With another siren’s smile, she stepped out of her shoes. Her skirt was next. Sloan decided that the whisper of silk being whisked over bare skin was the sexiest sound he’d ever heard.
She was standing in front of him, clad only in a pair of skimpy flowered panties that made her legs look as if they went on forever.
Leaving them on for now, she took his hand, drawing him down to the bed, where she continued her tender torment.
Her lips plucked at a hard brown nipple and Sloan groaned. Her tongue took a long wet swathe at the inside of his thighs, causing an oath to explode from him.
Having come to know his body well during these past nights, Cait touched Sloan where it would give the most pleasure. Tasted in a slow, seductive way that turned that pleasure to grinding ache.
She slid sleekly, agilely down his body and as her hands and mouth moved over him, Sloan forgot control, surrendered his power. His pulse thundered beneath her lips. With every ragged breath he took, her scent slammed into him.
The desire was as strong as always. But less urgent. Sloan had never known need could be so unbearably sweet. Or passion so exquisitely patient. Never had he been so aware of his body as he was now, as Cait explored it so slowly. So thoroughly.
He belonged to her, Sloan realized as emotions coursed through him, every bit as much as he’d wanted her to belong to him.
The softness of her mouth against his heated flesh was like a soft summer breeze. After she’d drawn out all his secrets, after she’d stripped him of all his defenses, Cait took his penis in her hands.
Entranced, she traced the dark purple vein with first her fingernail
, and then her tongue. She felt power in the knowledge that she could create such hunger. Freedom in knowing that she could take as much as she wanted, could do whatever she wished, and he’d still want her. Still love her.
“Look,” he managed to say on a ragged groan.
Cait followed his gaze to the gilded mirror standing in the corner across the room and realized that the image was, at the same time, both the most exciting and beautiful thing she’d ever seen. Cait knew that the sight would stay with her for the rest of her life.
Sloan was no less affected. The sight of her rosy wet lips embracing him in the most intimate kiss of all was almost more than he could bear.

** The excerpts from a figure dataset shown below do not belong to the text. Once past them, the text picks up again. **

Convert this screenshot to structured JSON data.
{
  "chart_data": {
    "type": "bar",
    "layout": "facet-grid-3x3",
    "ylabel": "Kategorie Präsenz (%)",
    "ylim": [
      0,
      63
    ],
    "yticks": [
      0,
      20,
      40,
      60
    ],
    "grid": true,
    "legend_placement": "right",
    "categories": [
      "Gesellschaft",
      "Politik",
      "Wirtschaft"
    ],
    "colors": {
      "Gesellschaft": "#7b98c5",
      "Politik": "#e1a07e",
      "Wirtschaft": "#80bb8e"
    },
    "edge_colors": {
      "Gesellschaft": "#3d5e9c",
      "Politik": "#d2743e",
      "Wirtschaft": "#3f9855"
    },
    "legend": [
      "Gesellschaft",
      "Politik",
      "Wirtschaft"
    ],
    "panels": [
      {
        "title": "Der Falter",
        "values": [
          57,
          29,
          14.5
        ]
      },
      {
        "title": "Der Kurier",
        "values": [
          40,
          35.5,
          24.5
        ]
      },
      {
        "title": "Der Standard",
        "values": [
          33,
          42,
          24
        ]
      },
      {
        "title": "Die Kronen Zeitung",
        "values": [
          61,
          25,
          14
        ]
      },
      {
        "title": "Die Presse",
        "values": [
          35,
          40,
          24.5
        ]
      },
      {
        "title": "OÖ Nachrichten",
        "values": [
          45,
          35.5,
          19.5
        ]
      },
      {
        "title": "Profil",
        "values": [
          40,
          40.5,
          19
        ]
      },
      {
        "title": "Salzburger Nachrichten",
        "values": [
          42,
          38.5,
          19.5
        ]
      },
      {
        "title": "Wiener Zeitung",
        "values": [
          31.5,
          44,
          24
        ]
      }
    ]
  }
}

Gripping her hips, he tore her panties away, then drew her up so her knees were braced on either side of his thighs. As he looked at her in the mirror, poised above him, her flesh damp and glowing, her eyes gleaming with passion, her hair a glorious gleaming tangle, Sloan knew he’d remember Cait this way. Always.
He lowered her down slowly, filling her inch by devastating inch. A perfect fit, they merged, male to female, their united rhythm ancient and beautiful.
13
TWO DAYS BEFORE Blythe’s wedding, she and Cait drove to the airport to meet Lily’s plane.

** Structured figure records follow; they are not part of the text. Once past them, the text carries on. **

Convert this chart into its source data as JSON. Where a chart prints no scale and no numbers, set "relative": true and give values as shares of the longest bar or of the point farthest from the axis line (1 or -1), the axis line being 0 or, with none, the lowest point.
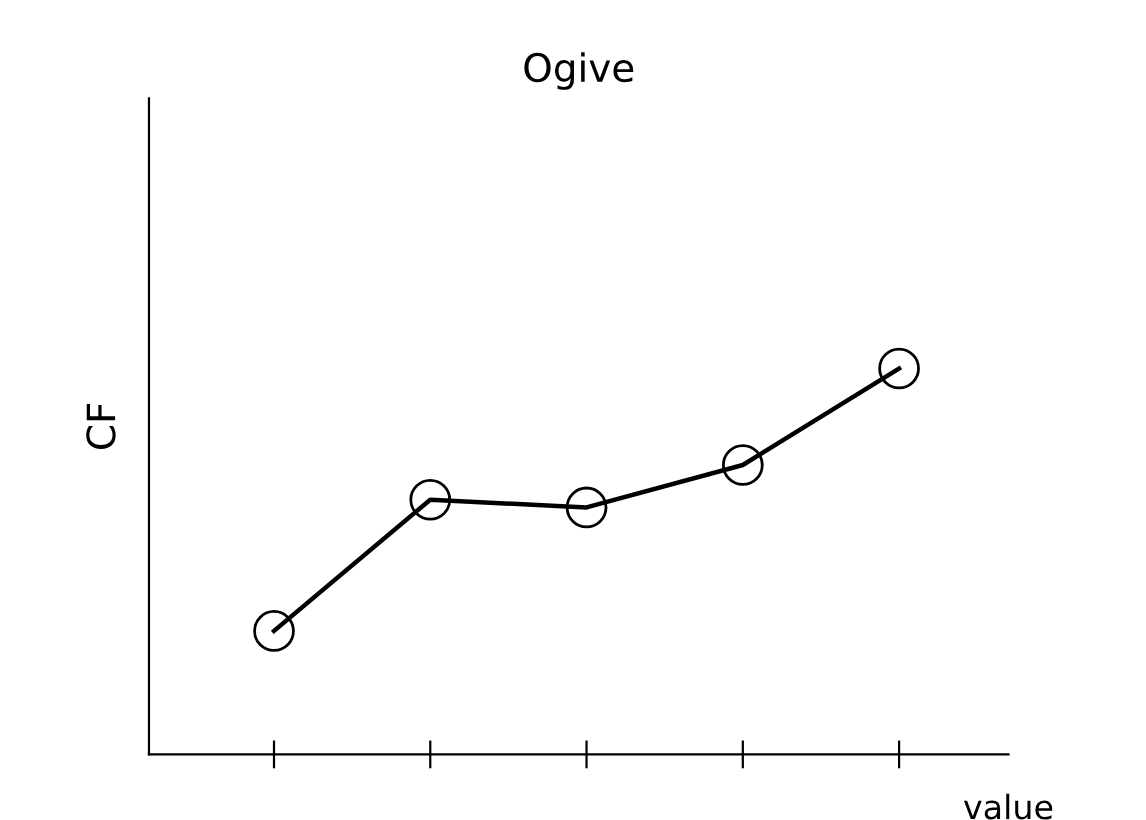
{
  "chart_data": {
    "type": "line",
    "title": "Ogive",
    "xlabel": "value",
    "ylabel": "CF",
    "relative": true,
    "categories": [
      null,
      null,
      null,
      null,
      null
    ],
    "series": [
      {
        "color": "#000000",
        "values": [
          0.32,
          0.66,
          0.64,
          0.75,
          1.0
        ]
      }
    ],
    "marker": "circle",
    "line_style": "solid",
    "grid": false,
    "legend": false
  }
}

It had been three years since either of them had seen their college friend. “Do you realize,” Cait said as they watched the passengers stream from the jetway, “that the last time we were all together was for Lily’s wedding?”
“It seems like yesterday,” Blythe murmured, remembering the fateful day all too well.

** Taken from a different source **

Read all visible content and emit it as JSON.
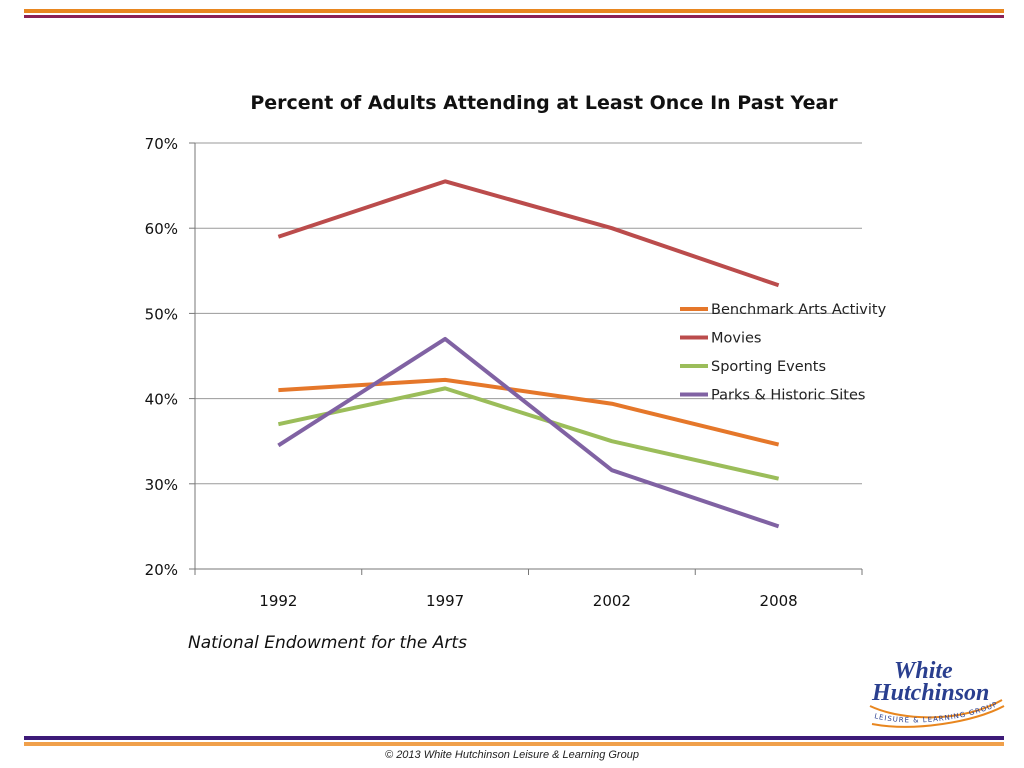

Lily, dressed in a billowy cloud of hand-beaded silk organza that had undoubtedly cost more than the Padgett family farm back in Iowa, had looked as if she’d stepped from the gilded pages of a fairy tale.
“I’ll bet to Lily it’s seemed an eternity,” Cait muttered, glaring at one blue-suited passenger who’d slowed to take a longer, second interested look at her.
“I wonder why she never said anything,” Blythe mused. Lily had looked so happy that day, Blythe considered sadly. So blissfully in love. “About her marriage being unhappy.”